While Michigan may not be able to sue the tribes, the court left open the ability to sue individual tribal officials, casino executives and even the players who would frequent the casino.
In a statement following the decision, the Bay Mills Indian Community said, “Congress and the Supreme Court have long recognized that a state cannot interfere with an Indian tribe’s sovereignty. We are gratified that the court reaffirmed that longstanding principle today. Bay Mills, a federally recognized tribe, depends for its livelihood on revenues from gaming activities conducted in accordance with the Indian Gaming Regulatory Act. The court’s decision affords proper deference to Congress’s judgment, and it will ensure that tribes like Bay Mills can continue to fund tribal education and perform other sovereign functions.”
Schuette also released a statement in which he recognized the state’s continuing ability to fight off-reservation gambling.
“Today the U.S. Supreme Court affirmed the state’s ability to restrain the illegal expansion of tribal gaming on state lands,” he said in a statement. “The 5-4 decision upheld the injunctive power of states to sue tribal leaders to shut down illegal casinos, and reaffirmed the states’ authority to bring criminal charges against anyone engaging in illegal gaming on state lands.” Sixteen other states had filed briefs in the case urging the court to side with Michigan.
The Bay Mills ruling could have an effect on the Sault Ste. Marie Tribe of Chippewa Indians’ proposed $245 million off-reservation casino in downtown Lansing. Schuette also challenged that action and earlier this month filed a petition asking the Supreme Court to hear the Lansing casino case separately.
Lansing Mayor Virg Bernero said, “This is great news for Lansing. It’s basically a big green light for our casino. It’ll still take a little time, but this means job, economic development, and the Lansing promise. This means four years of free education.” Bernero noted the proposed casino could create more than 1,000 permanent and construction jobs and “complete Lansing’s entertainment district.”

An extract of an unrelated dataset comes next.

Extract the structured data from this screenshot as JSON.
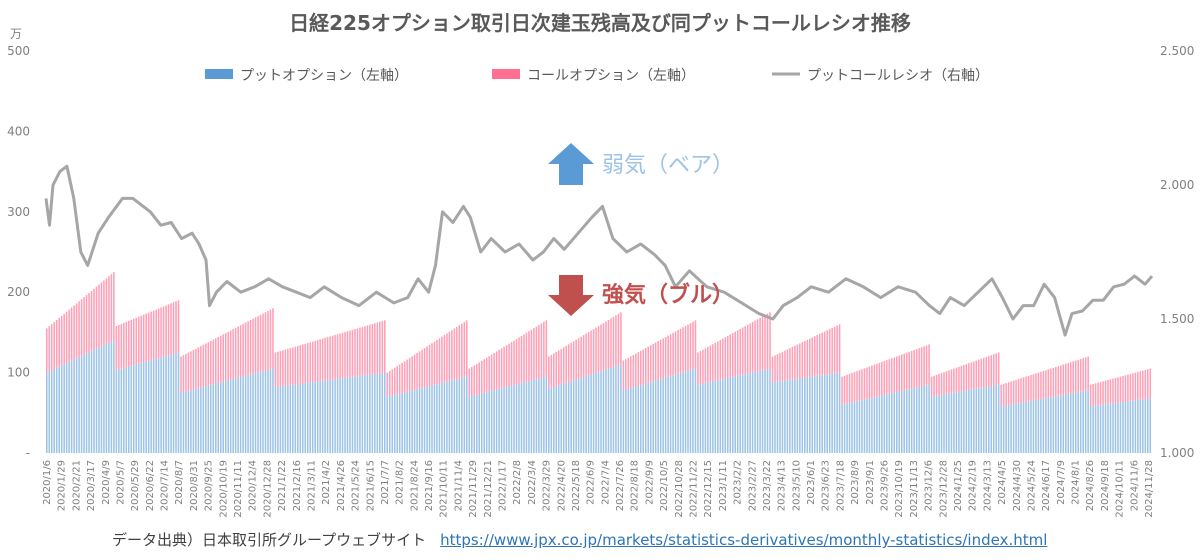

“The U.S. Supreme Court ruling sends another clear signal that the Sault tribe is within our rights and federal law to move forward on our Lansing casino, which will create more than 1,500 good jobs for Mid Michigan, and millions of dollars in new revenues for greater Lansing and the entire state.” The tribe plans to review today’s ruling to see how it may affect its next steps.
But the ruling could affect future negotiations for new and renewing gaming compacts.
“This is definitely going to have an impact on future compact negotiations,” Binney said. “The thinking is that as compacts come up for renegotiation states will want more waivers of sovereign immunity.”
Binney says states are going to ask for waivers of sovereign immunity during compact negotiations, and tribal officials and casino executives are going to ask to be indemnified before working for a tribal casino.